Typ-1-Diabetes stoppen? Konzept mit Ethik-Fragen
Sollten alle Kinder auf symptomlose Frühstadien von Typ-1-Diabetes gescreent werden? Mit einer neuartigen Therapie ließe sich dann die Manifestation eines symptomatischen Diabetes zumindest verzögern. Ethische Fragen werfen allerdings mögliche falsch-positive Befunde des Screenings auf.
(9.6.2023) - Der Typ-1-Diabetes verursacht bei vielen Menschen Angst und Schrecken. Betroffene erinnern sich oft noch viele Jahre nach Manifestation sehr emotional an die Tage, nachdem sie von ihrer Krankheit erfahren hatten und wie sie sich das erste Mal Insulin selbst injizierten.

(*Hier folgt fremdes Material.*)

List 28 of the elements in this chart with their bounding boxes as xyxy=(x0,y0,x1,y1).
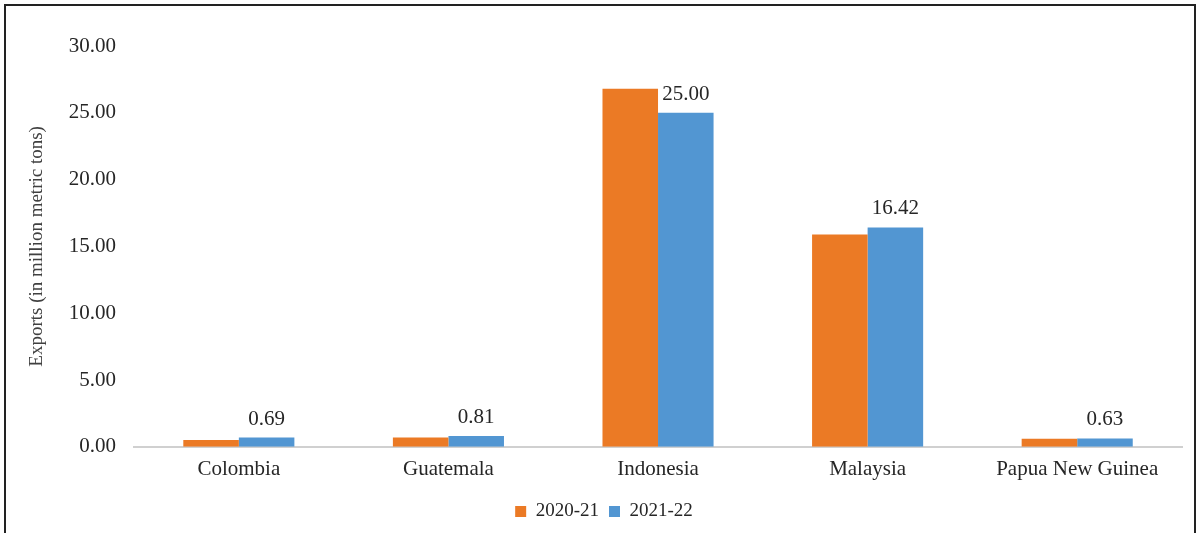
y-axis-title: Exports (in million metric tons) xyxy=(25,126,48,367)
y-tick-label: 10.00 xyxy=(68,299,117,324)
y-tick-label: 5.00 xyxy=(79,366,117,391)
y-tick-label: 20.00 xyxy=(68,166,117,191)
x-tick-label: Papua New Guinea xyxy=(996,455,1159,480)
bar xyxy=(658,112,714,447)
data-label: 0.63 xyxy=(1086,406,1124,431)
data-label: 0.81 xyxy=(457,403,495,428)
y-tick-label: 30.00 xyxy=(68,32,117,57)
y-tick-label: 0.00 xyxy=(79,433,117,458)
x-tick-label: Malaysia xyxy=(829,455,907,480)
legend-label: 2020-21 xyxy=(535,499,599,521)
x-tick-label: Colombia xyxy=(197,455,281,480)
data-label: 0.69 xyxy=(248,405,285,430)
bar xyxy=(812,234,868,447)
bar xyxy=(867,227,924,447)
x-tick-label: Indonesia xyxy=(617,455,700,480)
bar xyxy=(602,88,659,447)
data-label: 25.00 xyxy=(662,80,710,105)
data-label: 16.42 xyxy=(871,195,920,220)
legend-label: 2021-22 xyxy=(629,499,693,521)
bar xyxy=(183,440,239,447)
x-tick-label: Guatemala xyxy=(402,455,495,480)
bar xyxy=(1077,438,1133,447)
y-tick-label: 25.00 xyxy=(68,99,117,124)
bar xyxy=(392,437,449,447)
bar xyxy=(448,435,504,447)
y-tick-label: 15.00 xyxy=(68,232,117,257)
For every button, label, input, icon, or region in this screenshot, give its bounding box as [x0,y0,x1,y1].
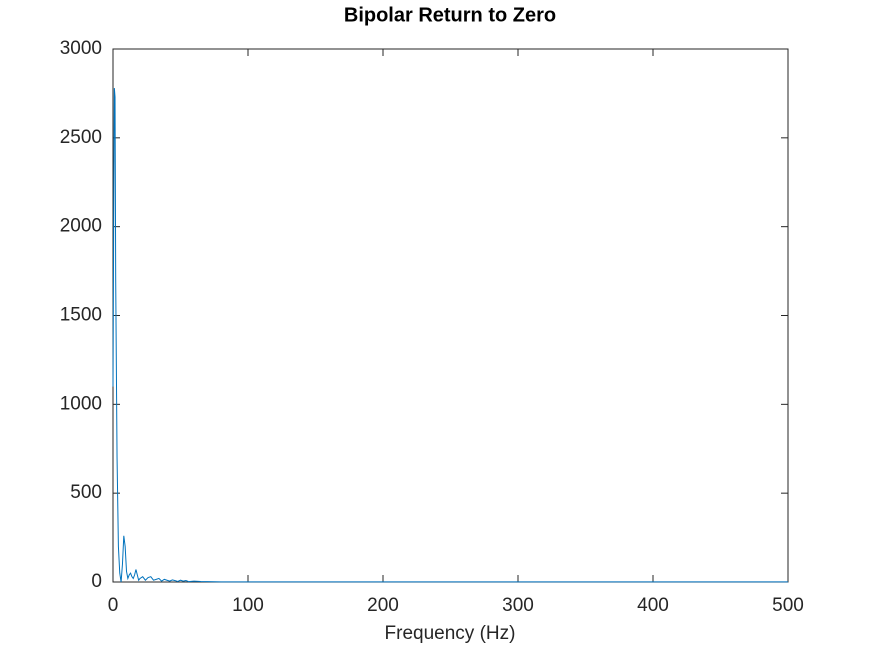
y-tick-label: 500 [70,482,102,503]
y-tick-label: 2000 [60,216,102,237]
x-tick-label: 500 [772,595,804,616]
plot-frame [112,48,789,583]
y-tick-label: 1000 [60,393,102,414]
data-line [112,88,788,583]
x-tick-label: 300 [502,595,534,616]
chart-title: Bipolar Return to Zero [344,4,556,26]
x-tick-label: 0 [108,595,119,616]
y-tick-label: 0 [91,571,102,592]
y-tick-label: 1500 [60,305,102,326]
y-tick-label: 3000 [60,38,102,59]
x-axis-label: Frequency (Hz) [385,623,516,644]
y-tick-label: 2500 [60,127,102,148]
x-tick-label: 400 [637,595,669,616]
x-tick-label: 100 [232,595,264,616]
x-tick-label: 200 [367,595,399,616]
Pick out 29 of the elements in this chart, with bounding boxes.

Medizinische Entwicklungen der letzten Jahrzehnte haben zwar die Therapie vereinfacht, etwa Analoginsuline, kontinuierliches Glukosemonitoring (CGM) oder „Closed-loop“-Systeme. Die große Hoffnung ist es aber, symptomlose Frühstadien des Typ-1-Diabetes früh zu erkennen, um dann die Manifestation der symptomatischen Krankheit stoppen zu können.
Antikörper deuten auf symptomloses Typ-1-Frühstadium
Auch hier ist die Forschung deutlich weitergekommen. So lässt sich ein symptomloser Typ-1-Diabetes im Frühstadium durch Nachweis spezifischer Autoantikörper diagnostizieren. Und eine 14-tägige Therapie mit dem Anti-CD3-Antikörper Teplizumab kann bei Betroffenen die klinische Manifestation zumindest verzögern, wie eine Studie mit 76 Risikopersonen ergeben hat. Alle hatten Fälle von Typ-1-Diabetes in der direkten Verwandtschaft, knapp drei Viertel von ihnen waren Kinder und Jugendliche (N Engl J Med 2019; 381: 603).
Bei den Teilnehmenden waren mindestens zwei spezifische autoaggressive Antikörper nachgewiesen worden. Im Median 2,5 Jahre nach der Therapie hatte sich bei 78 Prozent in der Placebogruppe ein symptomatischer Typ-1-Diabetes manifestiert, unter dem Verum waren es nur 50 Prozent (Sci Transl Med 2021; 13: 583). Die Manifestation der symptomatischen Krankheit wurde um 2,7 Jahre verzögert.
Diese Ergebnisse sind ein wichtiger Schritt auf dem Weg, den symptomatischen Typ-1-Diabetes zu verhindern. Das Präparat Tzield® mit Teplizumab wurde 2022 in den USA von der FDA zur Therapie von Menschen in Typ-1-Diabetes-Frühstadien zugelassen.
Die Kosten für die Behandlung werden mit etwa 200.000 Euro angegeben. Im März 2023 hat Sanofi mitgeteilt, dass es das biopharmazeutische US-Unternehmen Provention Bio Inc. für etwa 2,9 Milliarden US-Dollar kaufen wird und damit auch die Rechte an dem monoklonalen Antikörper erwirbt.